Our bond was thicker than blood


Not only did he attend school plays, piano recitals, basketball games, athletic competitions, even church once or twice, but it’s also he who drove me to these events. Every time I adopted an attitude, he knew how to put a smile on my face. He picks me up and takes me to museums, the playground or the flea market, teaching me how to choose quality works of art and furniture.

He would take me to candlelight restaurants in Manhattan to expose me to different cuisines and fine dining; he took me to McDonald’s because he knew, after all, that it was my favorite. And if those things didn’t make me glow, he resorted to my most hated tactic: becoming an insatiable ticklish monster, only stopping when tears of laughter streamed down my face.

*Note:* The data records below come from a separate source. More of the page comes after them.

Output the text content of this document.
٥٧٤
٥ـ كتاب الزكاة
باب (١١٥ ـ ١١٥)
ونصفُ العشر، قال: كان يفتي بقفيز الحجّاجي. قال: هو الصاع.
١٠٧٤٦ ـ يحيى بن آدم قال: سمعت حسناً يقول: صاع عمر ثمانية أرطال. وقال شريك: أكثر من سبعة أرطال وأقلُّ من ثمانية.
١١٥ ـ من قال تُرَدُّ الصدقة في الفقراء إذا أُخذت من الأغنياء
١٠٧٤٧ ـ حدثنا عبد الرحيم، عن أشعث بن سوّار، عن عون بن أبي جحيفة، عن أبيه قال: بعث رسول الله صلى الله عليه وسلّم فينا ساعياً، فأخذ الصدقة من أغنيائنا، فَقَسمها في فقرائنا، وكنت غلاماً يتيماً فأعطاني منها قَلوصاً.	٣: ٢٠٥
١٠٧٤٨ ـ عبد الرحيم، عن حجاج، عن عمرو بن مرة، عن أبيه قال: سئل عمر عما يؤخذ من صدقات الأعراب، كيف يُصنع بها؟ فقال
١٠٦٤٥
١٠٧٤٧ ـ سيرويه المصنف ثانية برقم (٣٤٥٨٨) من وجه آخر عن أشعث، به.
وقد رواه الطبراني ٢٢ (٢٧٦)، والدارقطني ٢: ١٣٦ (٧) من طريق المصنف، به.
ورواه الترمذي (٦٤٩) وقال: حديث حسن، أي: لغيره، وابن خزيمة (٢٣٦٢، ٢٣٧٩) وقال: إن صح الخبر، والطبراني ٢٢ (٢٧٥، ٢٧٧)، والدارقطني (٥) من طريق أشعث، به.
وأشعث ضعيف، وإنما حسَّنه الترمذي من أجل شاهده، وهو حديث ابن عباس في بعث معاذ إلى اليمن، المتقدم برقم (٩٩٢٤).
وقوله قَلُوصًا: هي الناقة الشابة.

He was also the only person who never questioned my girlishness. Others would demand that I be “manly” and not be so “girly” in my behavior or interests. Uncle Ronnie, however, owned a barber shop and was the only man I knew who used words like ‘fabulous’ and ‘honey’. He never tried to trample on my innate sweetness; instead, he quietly fed him. He encouraged her by making fun of my impressions of Cher. He protected it by giving me my first summer job as a salon receptionist. He honored it by having my signed Destiny’s Child poster framed, saying they were to me what the Supremes had been to him.

Shortly after graduating from college at 21, my mom and Uncle Ronnie had a big falling out. I won’t share the private details of their discord, but I can tell you that my mother came to me and told me clearly what happened. Uncle Ronnie did the same. Both had different experiences of the situation, and my Uncle Ronnie in particular expressed being hurt.

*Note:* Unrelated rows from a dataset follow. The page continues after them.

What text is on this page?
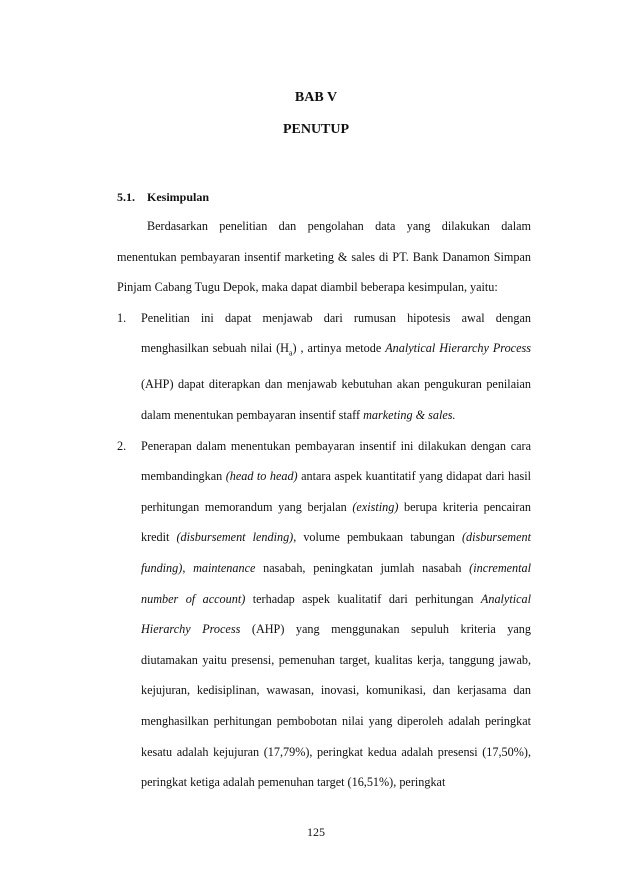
BAB V
PENUTUP
5.1. Kesimpulan

Berdasarkan penelitian dan pengolahan data yang dilakukan dalam menentukan pembayaran insentif marketing & sales di PT. Bank Danamon Simpan Pinjam Cabang Tugu Depok, maka dapat diambil beberapa kesimpulan, yaitu:

1. Penelitian ini dapat menjawab dari rumusan hipotesis awal dengan menghasilkan sebuah nilai $(H_a)$ , artinya metode Analytical Hierarchy Process (AHP) dapat diterapkan dan menjawab kebutuhan akan pengukuran penilaian dalam menentukan pembayaran insentif staff marketing & sales.
2. Penerapan dalam menentukan pembayaran insentif ini dilakukan dengan cara membandingkan (head to head) antara aspek kuantitatif yang didapat dari hasil perhitungan memorandum yang berjalan (existing) berupa kriteria pencairan kredit (disbursement lending), volume pembukaan tabungan (disbursement funding), maintenance nasabah, peningkatan jumlah nasabah (incremental number of account) terhadap aspek kualitatif dari perhitungan Analytical Hierarchy Process (AHP) yang menggunakan sepuluh kriteria yang diutamakan yaitu presensi, pemenuhan target, kualitas kerja, tanggung jawab, kejujuran, kedisiplinan, wawasan, inovasi, komunikasi, dan kerjasama dan menghasilkan perhitungan pembobotan nilai yang diperoleh adalah peringkat kesatu adalah kejujuran (17,79%), peringkat kedua adalah presensi (17,50%), peringkat ketiga adalah pemenuhan target (16,51%), peringkat
125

I’d never seen them disagree on anything, let alone argue, so I wasn’t used to being in the middle. But from my understanding of the parental arguments of those 90s TV shows, the kid always picks a side. Since Uncle Ronnie was my godfather and not my biological father, my choice was clear: blood is thicker than water. I chose my mother and stopped reaching out to my godfather.

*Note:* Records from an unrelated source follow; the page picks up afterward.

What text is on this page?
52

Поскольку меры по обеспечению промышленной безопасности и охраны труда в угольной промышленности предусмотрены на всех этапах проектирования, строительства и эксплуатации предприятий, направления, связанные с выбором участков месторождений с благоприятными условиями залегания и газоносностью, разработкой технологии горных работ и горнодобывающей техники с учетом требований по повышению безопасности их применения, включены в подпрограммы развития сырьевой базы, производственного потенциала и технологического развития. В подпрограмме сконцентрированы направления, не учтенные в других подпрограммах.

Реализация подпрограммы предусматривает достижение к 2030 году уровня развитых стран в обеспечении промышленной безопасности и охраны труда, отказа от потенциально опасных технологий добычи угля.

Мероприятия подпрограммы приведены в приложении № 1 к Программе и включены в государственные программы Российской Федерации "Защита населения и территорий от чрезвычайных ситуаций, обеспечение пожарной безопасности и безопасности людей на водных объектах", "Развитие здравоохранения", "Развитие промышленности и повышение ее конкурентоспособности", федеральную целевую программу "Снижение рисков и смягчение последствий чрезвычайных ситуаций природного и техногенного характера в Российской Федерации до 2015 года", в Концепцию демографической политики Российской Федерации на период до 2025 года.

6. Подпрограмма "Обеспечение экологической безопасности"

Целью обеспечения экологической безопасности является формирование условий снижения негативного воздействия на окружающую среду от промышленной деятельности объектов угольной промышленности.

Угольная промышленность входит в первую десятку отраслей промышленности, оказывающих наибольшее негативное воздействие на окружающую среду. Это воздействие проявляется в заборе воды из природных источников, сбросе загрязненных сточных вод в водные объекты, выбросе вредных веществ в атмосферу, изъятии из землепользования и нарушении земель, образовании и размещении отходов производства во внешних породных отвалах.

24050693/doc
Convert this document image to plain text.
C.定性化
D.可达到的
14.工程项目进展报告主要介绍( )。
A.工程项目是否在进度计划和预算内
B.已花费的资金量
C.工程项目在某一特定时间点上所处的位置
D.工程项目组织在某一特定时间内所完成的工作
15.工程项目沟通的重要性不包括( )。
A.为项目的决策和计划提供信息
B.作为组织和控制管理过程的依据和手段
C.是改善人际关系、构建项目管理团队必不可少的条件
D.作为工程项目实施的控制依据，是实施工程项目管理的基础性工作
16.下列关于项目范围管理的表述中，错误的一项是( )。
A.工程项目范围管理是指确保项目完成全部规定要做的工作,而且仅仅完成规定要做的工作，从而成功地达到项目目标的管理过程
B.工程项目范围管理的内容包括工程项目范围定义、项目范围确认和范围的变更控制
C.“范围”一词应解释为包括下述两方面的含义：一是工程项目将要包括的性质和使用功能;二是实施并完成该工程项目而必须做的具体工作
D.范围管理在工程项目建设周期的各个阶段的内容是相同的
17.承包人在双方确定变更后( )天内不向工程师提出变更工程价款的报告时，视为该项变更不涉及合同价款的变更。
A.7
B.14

At 25, I worked for a fitness company called Flywheel Sports. Our flagship studio at the time was in the Flatiron neighborhood in Manhattan. I often taught classes at 7, 8, and 9, which meant that before my afternoon sessions, I had what we instructors called a “second breakfast” — too early for lunch, but still a full meal because I always ate before my classes and needed even more food afterwards.